Search code examples
kubernetesgoogle-kubernetes-enginekubectl

Automatic Down- and Upscaling of Kubernetes Cluster Depending on Request Frequency


I have a small Web Application running on a Google Kubernetes Cluster. But I want to save some money, because the web app does not get much traffic.

Thus my goal is to automatically downscale my Kubernetes cluster to 0 nodes if there was no traffic for more than some amount of time. And of course it should automatically spin up a node if there is incoming traffic.

Any ideas on how to do this?


Solution

  • The GKE autoscaler scales up only when there are pods to be scheduled that do not fir on any current nodes and scaling up would allow the pod to be scheduled.

    Scaling down occurs whenever a node is using less than half it's total memory and CPU, and all the pods running on the node can be scheduled on another node.

    This being said, the autoscaler will never scale a cluster down to 0 as the reuirements for that can't be met.

    However, you can configure Horizontal Pod Autoscaling for your application deployment. You can configure HPA to scale up or down based on the number of HTTP requests using a custom metric. Despite this, HPA should also not scale the deployment all the way down to 0, nor should it scale up from 0.

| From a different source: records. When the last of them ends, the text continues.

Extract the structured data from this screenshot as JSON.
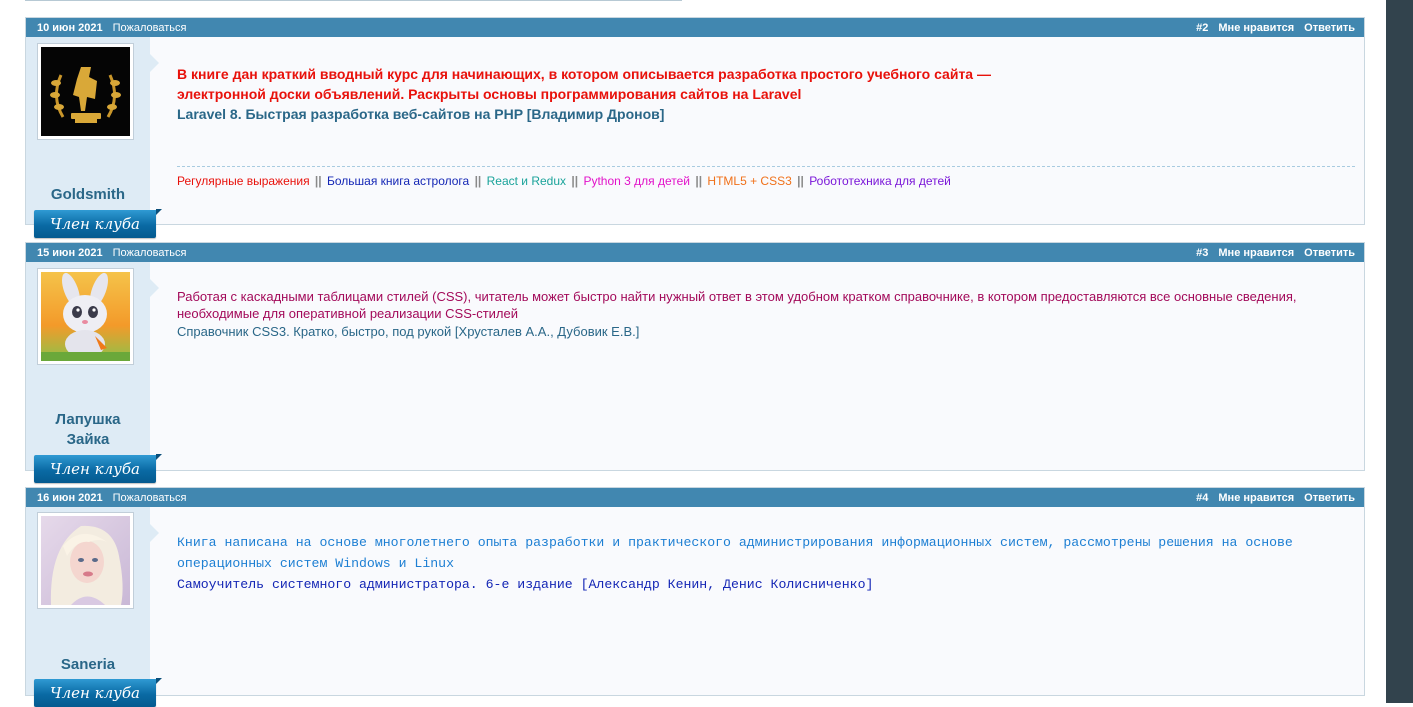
{
  "posts": [
    {
      "date": "10 июн 2021",
      "report": "Пожаловаться",
      "number": "#2",
      "like": "Мне нравится",
      "reply": "Ответить",
      "username": "Goldsmith",
      "badge": "Член клуба",
      "avatar_icon": "golden-laurel-statue-avatar",
      "text_main": "В книге дан краткий вводный курс для начинающих, в котором описывается разработка простого учебного сайта — электронной доски объявлений. Раскрыты основы программирования сайтов на Laravel",
      "text_title": "Laravel 8. Быстрая разработка веб-сайтов на PHP [Владимир Дронов]",
      "signature_links": [
        {
          "label": "Регулярные выражения",
          "color": "#e8110b"
        },
        {
          "label": "Большая книга астролога",
          "color": "#1426b5"
        },
        {
          "label": "React и Redux",
          "color": "#1aa39a"
        },
        {
          "label": "Python 3 для детей",
          "color": "#e212c9"
        },
        {
          "label": "HTML5 + CSS3",
          "color": "#f0711a"
        },
        {
          "label": "Робототехника для детей",
          "color": "#7a16d8"
        }
      ],
      "signature_separator": "||"
    },
    {
      "date": "15 июн 2021",
      "report": "Пожаловаться",
      "number": "#3",
      "like": "Мне нравится",
      "reply": "Ответить",
      "username": "Лапушка Зайка",
      "badge": "Член клуба",
      "avatar_icon": "cartoon-bunny-avatar",
      "text_main": "Работая с каскадными таблицами стилей (CSS), читатель может быстро найти нужный ответ в этом удобном кратком справочнике, в котором предоставляются все основные сведения, необходимые для оперативной реализации CSS-стилей",
      "text_title": "Справочник CSS3. Кратко, быстро, под рукой [Хрусталев А.А., Дубовик Е.В.]"
    },
    {
      "date": "16 июн 2021",
      "report": "Пожаловаться",
      "number": "#4",
      "like": "Мне нравится",
      "reply": "Ответить",
      "username": "Saneria",
      "badge": "Член клуба",
      "avatar_icon": "blonde-girl-avatar",
      "text_main": "Книга написана на основе многолетнего опыта разработки и практического администрирования информационных систем, рассмотрены решения на основе операционных систем Windows и Linux",
      "text_title": "Самоучитель системного администратора. 6-е издание [Александр Кенин, Денис Колисниченко]"
    }
  ],
  "colors": {
    "header_bg": "#4187b0",
    "post_bg": "#f9fafd",
    "userinfo_bg": "#deebf5",
    "username": "#2a6788",
    "gutter": "#32434d"
  }
}
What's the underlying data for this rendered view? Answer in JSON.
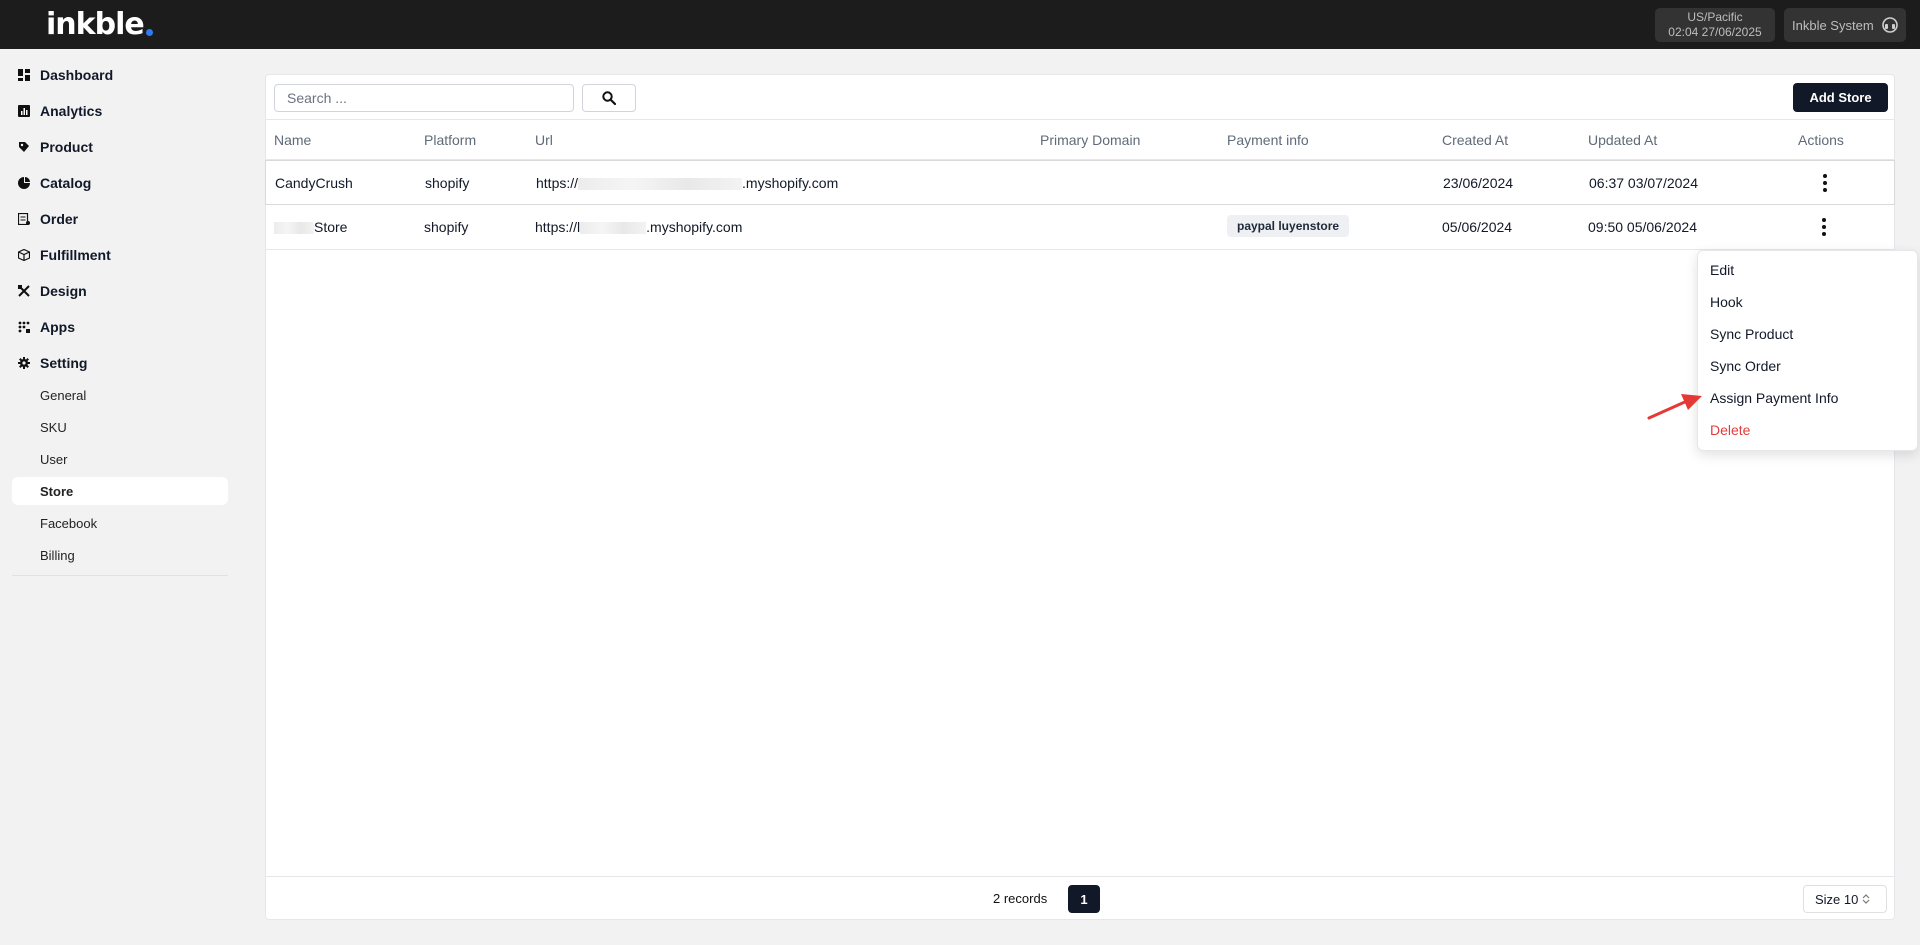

    If you configure HPA properly, enable cluster autoscaling, and plan how your pods are being deployed by leveraging taints, tolerations, and affinity, then you can optimze autoscaling so that your cluster will scale down to a minimal size. But it still will not be 0.

    All this being said, if you are running just a simple application with extended downtime, you may want to consider using Cloud Run or App Engine as those will be easier to manage than GKE and will have far less overhead (and likely less cost).